外食デリバリーの競争続く 美団は店内飲食を推進タオバオはオンライン注文にテコ入れ

2025/08/14 07:30

外食デリバリーの競合社で8月初めに同時に「休戦」を宣言した美団と淘宝閃購(タオバオ・フラッシュセール)の両者は、その後も競争を続け、ともに差別化を図るために新たな取り組みを実行している。

美団、店内飲食の普及計画を実施

美団は8月12日、「店内飲食の推進」計画に沿って、店舗での客足や売上高の増加に向け、すべての会員に対してクーポン券を配布した。今年末までに小規模なレストラン10万店以上に対して補助金を出す予定で、1店舗あたりの支給額は最高で5万元という。

クーポン券は美団が費用負担し、飲料や食事の店で利用可能であり、店での食事やテイクアウトを増やすことが狙いである。美団によると、割引券利用のため客が店に行くことで別途消費が生まれるという。クーポン券の配布を始めてから店内飲食の売上が増えた店もあり、ラグジュアリーカード所有者は店に足を運んだ人の数が60%増えた。

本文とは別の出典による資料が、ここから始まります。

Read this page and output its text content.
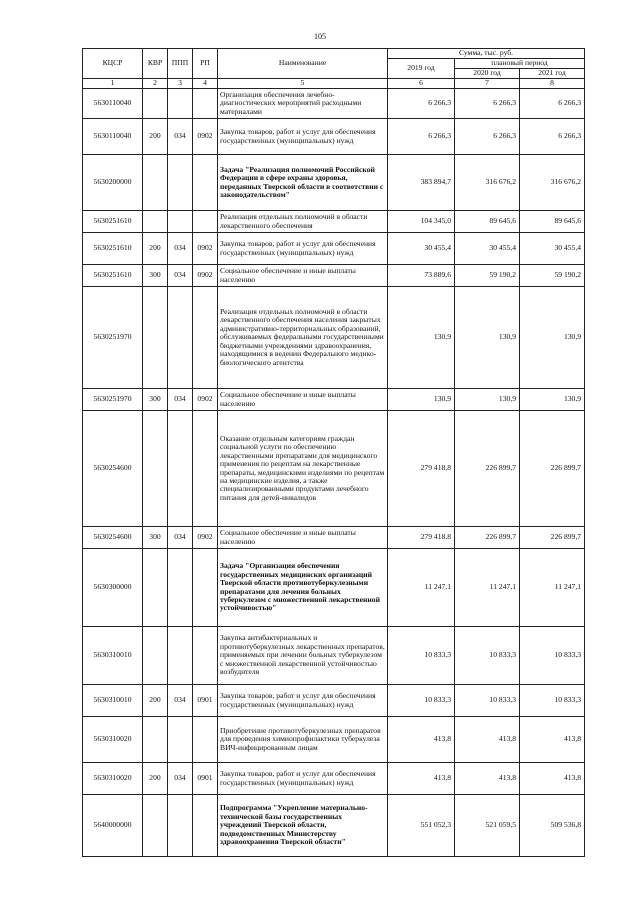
105
КЦСР	КВР	ППП	РП	Наименование	Сумма, тыс. руб.		
					2019 год	плановый период	
						2020 год	2021 год
1	2	3	4	5	6	7	8
5630110040				Организация обеспечения лечебно-диагностических мероприятий расходными материалами	6 266,3	6 266,3	6 266,3
5630110040	200	034	0902	Закупка товаров, работ и услуг для обеспечения государственных (муниципальных) нужд	6 266,3	6 266,3	6 266,3
5630200000				Задача "Реализация полномочий Российской Федерации в сфере охраны здоровья, переданных Тверской области в соответствии с законодательством"	383 894,7	316 676,2	316 676,2
5630251610				Реализация отдельных полномочий в области лекарственного обеспечения	104 345,0	89 645,6	89 645,6
5630251610	200	034	0902	Закупка товаров, работ и услуг для обеспечения государственных (муниципальных) нужд	30 455,4	30 455,4	30 455,4
5630251610	300	034	0902	Социальное обеспечение и иные выплаты населению	73 889,6	59 190,2	59 190,2
5630251970				Реализация отдельных полномочий в области лекарственного обеспечения населения закрытых административно-территориальных образований, обслуживаемых федеральными государственными бюджетными учреждениями здравоохранения, находящимися в ведении Федерального медико-биологического агентства	130,9	130,9	130,9
5630251970	300	034	0902	Социальное обеспечение и иные выплаты населению	130,9	130,9	130,9
5630254600				Оказание отдельным категориям граждан социальной услуги по обеспечению лекарственными препаратами для медицинского применения по рецептам на лекарственные препараты, медицинскими изделиями по рецептам на медицинские изделия, а также специализированными продуктами лечебного питания для детей-инвалидов	279 418,8	226 899,7	226 899,7
5630254600	300	034	0902	Социальное обеспечение и иные выплаты населению	279 418,8	226 899,7	226 899,7
5630300000				Задача "Организация обеспечения государственных медицинских организаций Тверской области противотуберкулезными препаратами для лечения больных туберкулезом с множественной лекарственной устойчивостью"	11 247,1	11 247,1	11 247,1
5630310010				Закупка антибактериальных и противотуберкулезных лекарственных препаратов, применяемых при лечении больных туберкулезом с множественной лекарственной устойчивостью возбудителя	10 833,3	10 833,3	10 833,3
5630310010	200	034	0901	Закупка товаров, работ и услуг для обеспечения государственных (муниципальных) нужд	10 833,3	10 833,3	10 833,3
5630310020				Приобретение противотуберкулезных препаратов для проведения химиопрофилактики туберкулеза ВИЧ-инфицированным лицам	413,8	413,8	413,8
5630310020	200	034	0901	Закупка товаров, работ и услуг для обеспечения государственных (муниципальных) нужд	413,8	413,8	413,8
5640000000				Подпрограмма "Укрепление материально-технической базы государственных учреждений Тверской области, подведомственных Министерству здравоохранения Тверской области"	551 052,3	521 059,5	509 536,8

美団はこの前の8月5日に、中小店舗の支援計画を発表していて、立秋の日に各店に向け第1弾の補助金を支給した。安売り合戦を展開する店を支援するため予算や資源の投入を今後も増やしていくとのことである。

網経社Eコマース研究センターのアナリストである陳礼騰氏は、「補助金の支給後に重点を小規模店に振り向けた美団の取り組みは、『規模の拡張』から『業界の健全化』への転換を意味するもの」と述べている。数が多くてリスクに弱い小さな店は、地元民へのサービスという点で欠かせない存在だという。

タオバオはオンラインでの販促に集中

タオバオ・フラッシュセールは今年も立秋の8月7日、2020年から始めているキャンペーン「この秋初のミルクティー」を実施した。今年は「この秋初の清涼飲料」にグレードアップした結果、30万以上の飲食店舗で売上量が最大値に達し、外食デリバリー「餓了么」は去年よりも配達数が3.5倍、売上は1.4倍に増えた。

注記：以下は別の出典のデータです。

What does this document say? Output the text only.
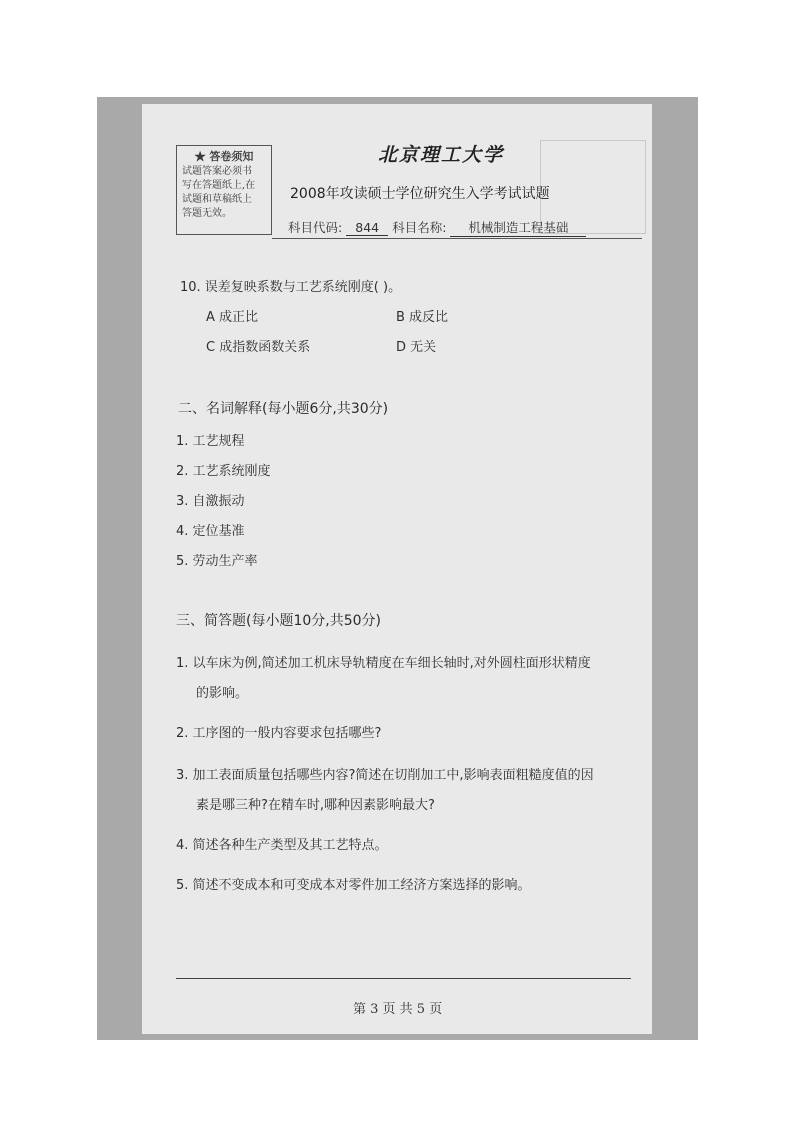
★ 答卷须知
试题答案必须书
写在答题纸上,在
试题和草稿纸上
答题无效。
北京理工大学
2008年攻读硕士学位研究生入学考试试题
科目代码: 844 科目名称: 机械制造工程基础
10. 误差复映系数与工艺系统刚度( )。
A 成正比	B 成反比
C 成指数函数关系	D 无关
二、名词解释(每小题6分,共30分)
1. 工艺规程
2. 工艺系统刚度
3. 自激振动
4. 定位基准
5. 劳动生产率
三、简答题(每小题10分,共50分)
1. 以车床为例,简述加工机床导轨精度在车细长轴时,对外圆柱面形状精度
的影响。
2. 工序图的一般内容要求包括哪些?
3. 加工表面质量包括哪些内容?简述在切削加工中,影响表面粗糙度值的因
素是哪三种?在精车时,哪种因素影响最大?
4. 简述各种生产类型及其工艺特点。
5. 简述不变成本和可变成本对零件加工经济方案选择的影响。
第 3 页 共 5 页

この日はまた、レモネードが初めてタピオカミルクの販売量を超えて人気NO.1の飲料になった。茶飲料の店では新たな客の数が前週の255%増となっている。タオバオは宣伝や客集めのため、補助金支給や有名人の起用、またオンラインと現場でのクーポン配布を実施した。

タオバオは7月、稼働したデリバリーの人数が前年同月比181%増となり、このうちクラウドソーシングによるものが236%増で、1万元以上の収入を得た人の数は184%増であった。陳氏は「こうした取り組みは『餓了么』の即時配達ネットワークによる配達効率の向上、また検索件数やSNSでの拡散により支えられた」と分析している。

各事業者がそれぞれ取り組みを実施

美団は立秋の日に、「この秋初のミルクティー」とのキャンペーンで中国全土へ新商品を発売。茶飲料の業者100社以上が参加し、計25万店舗で販売された。

京東も同じく立秋の日、「この秋初のフライドチキン」とのキャンペーンでオンデマンドリテール(即時販売)を実行している。

業界内では、「タオバオは今後、アリババの地域生活資源を統合して『通販+デリバリー+オンデマンドリテール』といった形を講じ、美団は商店や地元密着サービスを軸に、デジタル化ツールと団地の一括購入を結び付けた『商店+即時配達』との仕組みを形成。また京東は引き続き品質重視路線を歩む」との見方を示している。

じわじわと続く外食デリバリー各社の競争。各社がオンラインや現場で取り組みを講じることで、市場構成が変化を続けている。